The equity release market growth story is an impressive one with all the indicators pointing to strong demand as advisers and their clients make full use of property wealth.
Since 2011 the market has doubled in size and it is now 33 per cent higher than its pre-recession peak, with a total of £1.61bn released in 2015, after yet another record year.
More than 22,500 new plans were agreed last year for the first time since 2008, and the most recent figures from the Equity Release Council notched up a series of new records with lending hitting quarterly, half-year and annual highs.
It has come a long way from the doldrums of 2011 when total lending hit a post-recession low of £789m.
All the forecasts are for further growth, with predictions that it will easily break £2bn this year and even £5bn a year by 2020. New lenders are launching, with Legal & General making a major investment in the market, and rates have dropped below 5 per cent for the first time.
The growth story is very welcome for the Equity Release Council as it celebrates the 25th anniversary of the introduction of the first industry standards in 1991 and works with the Treasury and Financial Conduct Authority to help develop the market and meet growing demand for using property wealth as a major part of retirement planning.

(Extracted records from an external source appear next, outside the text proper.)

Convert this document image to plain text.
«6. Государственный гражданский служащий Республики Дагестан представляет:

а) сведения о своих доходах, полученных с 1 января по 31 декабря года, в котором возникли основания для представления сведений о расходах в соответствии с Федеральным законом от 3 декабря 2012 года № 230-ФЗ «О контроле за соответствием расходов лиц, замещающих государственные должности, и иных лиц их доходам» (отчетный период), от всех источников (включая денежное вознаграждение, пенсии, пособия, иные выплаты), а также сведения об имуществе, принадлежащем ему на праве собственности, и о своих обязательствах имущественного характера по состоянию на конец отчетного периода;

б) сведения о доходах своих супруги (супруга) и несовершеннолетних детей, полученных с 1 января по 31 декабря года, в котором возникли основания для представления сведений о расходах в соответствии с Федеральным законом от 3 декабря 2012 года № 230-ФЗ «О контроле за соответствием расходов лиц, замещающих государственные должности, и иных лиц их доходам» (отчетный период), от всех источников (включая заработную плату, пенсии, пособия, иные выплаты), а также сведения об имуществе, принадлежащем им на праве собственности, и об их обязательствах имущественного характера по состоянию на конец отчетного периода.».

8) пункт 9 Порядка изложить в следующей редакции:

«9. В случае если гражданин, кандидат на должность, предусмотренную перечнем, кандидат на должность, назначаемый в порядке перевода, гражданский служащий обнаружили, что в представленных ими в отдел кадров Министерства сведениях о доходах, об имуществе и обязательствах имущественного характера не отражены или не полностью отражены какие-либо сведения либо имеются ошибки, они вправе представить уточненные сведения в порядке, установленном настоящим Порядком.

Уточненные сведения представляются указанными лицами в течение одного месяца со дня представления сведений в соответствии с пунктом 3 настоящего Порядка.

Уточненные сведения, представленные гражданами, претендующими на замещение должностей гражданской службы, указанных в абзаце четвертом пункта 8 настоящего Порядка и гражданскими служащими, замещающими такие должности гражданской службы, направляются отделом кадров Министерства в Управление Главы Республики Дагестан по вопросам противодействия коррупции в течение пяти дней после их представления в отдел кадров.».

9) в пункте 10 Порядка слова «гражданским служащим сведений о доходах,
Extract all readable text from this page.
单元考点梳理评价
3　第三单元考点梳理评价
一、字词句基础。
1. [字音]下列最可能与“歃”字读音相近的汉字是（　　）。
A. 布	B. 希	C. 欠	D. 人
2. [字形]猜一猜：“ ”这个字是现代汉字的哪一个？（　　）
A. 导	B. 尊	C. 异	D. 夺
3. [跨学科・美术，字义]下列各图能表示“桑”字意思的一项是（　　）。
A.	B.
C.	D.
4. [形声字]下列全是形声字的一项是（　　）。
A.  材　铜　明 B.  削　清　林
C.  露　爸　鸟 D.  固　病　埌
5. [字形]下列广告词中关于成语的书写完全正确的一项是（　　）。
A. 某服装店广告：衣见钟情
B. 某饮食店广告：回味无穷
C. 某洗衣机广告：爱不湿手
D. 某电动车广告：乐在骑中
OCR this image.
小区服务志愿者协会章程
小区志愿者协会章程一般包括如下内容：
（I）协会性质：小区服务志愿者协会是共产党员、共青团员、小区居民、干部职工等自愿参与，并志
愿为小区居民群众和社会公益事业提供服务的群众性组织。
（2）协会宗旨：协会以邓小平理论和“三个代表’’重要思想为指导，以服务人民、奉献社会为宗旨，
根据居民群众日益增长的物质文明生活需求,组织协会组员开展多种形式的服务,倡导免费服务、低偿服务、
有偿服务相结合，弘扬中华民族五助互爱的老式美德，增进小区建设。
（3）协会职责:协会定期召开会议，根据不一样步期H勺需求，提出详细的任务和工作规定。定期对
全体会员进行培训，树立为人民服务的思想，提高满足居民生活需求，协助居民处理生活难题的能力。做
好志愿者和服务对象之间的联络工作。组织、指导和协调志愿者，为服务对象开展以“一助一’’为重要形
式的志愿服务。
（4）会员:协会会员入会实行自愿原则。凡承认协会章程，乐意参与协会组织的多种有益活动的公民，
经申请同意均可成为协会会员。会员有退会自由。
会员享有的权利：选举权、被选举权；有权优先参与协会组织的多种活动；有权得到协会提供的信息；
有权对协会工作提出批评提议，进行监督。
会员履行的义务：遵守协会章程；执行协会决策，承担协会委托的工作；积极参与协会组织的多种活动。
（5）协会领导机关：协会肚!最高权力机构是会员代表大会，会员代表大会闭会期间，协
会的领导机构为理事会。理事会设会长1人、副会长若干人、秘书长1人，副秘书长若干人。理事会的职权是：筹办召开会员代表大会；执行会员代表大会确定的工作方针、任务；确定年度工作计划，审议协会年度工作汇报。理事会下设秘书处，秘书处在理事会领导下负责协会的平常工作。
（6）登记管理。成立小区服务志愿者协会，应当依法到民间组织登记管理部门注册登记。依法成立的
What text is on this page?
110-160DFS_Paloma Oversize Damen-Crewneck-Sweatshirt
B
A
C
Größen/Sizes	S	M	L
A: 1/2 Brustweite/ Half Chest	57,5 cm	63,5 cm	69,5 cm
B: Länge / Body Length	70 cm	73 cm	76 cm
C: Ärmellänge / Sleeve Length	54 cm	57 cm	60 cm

It is also very welcome as a reminder for everyone in the industry to ensure that the benefits of equity release are widely understood by clients and to focus on ensuring that the challenges are understood too.
Property prices have surged in the past year, with government figures now putting the value of the average house at £288,000. The average price climbed £18,000 last year and is 6.7 per cent higher than 2014.
Since 2011 the equity release market has doubled in size.
Investing in a house has been one of the big success stories and certainly compares very well with the stock market.
If house prices rise by 1 per cent a year for 15 years the £300,000 house will be worth £348,290 at the end of term.
With inflation at around 0.3 per cent and average wage growth at 2 per cent houses have been big earners for those who have managed to get on the housing ladder.
Investing in a residential property has been one of the big success stories and certainly compares very well with the stock market and average defined contribution pension funds.
Of course the average house price is just an average – in some areas of the country such as London and the South East, average homes are worth more than £500,000 and there are predictions millions of us will be millionaires thanks to our homes.
Looking at the basic figures, the case for equity release for clients is straightforward. Your home is your biggest asset so why not make use of the wealth in it? It is a simple proposition.
It is, of course, not quite that simple. Basically, equity release plans enable clients to borrow money which they do not need to repay until they die or go into care. Some plans offer the option to pay interest and make repayments during the term and to stop and restart payments.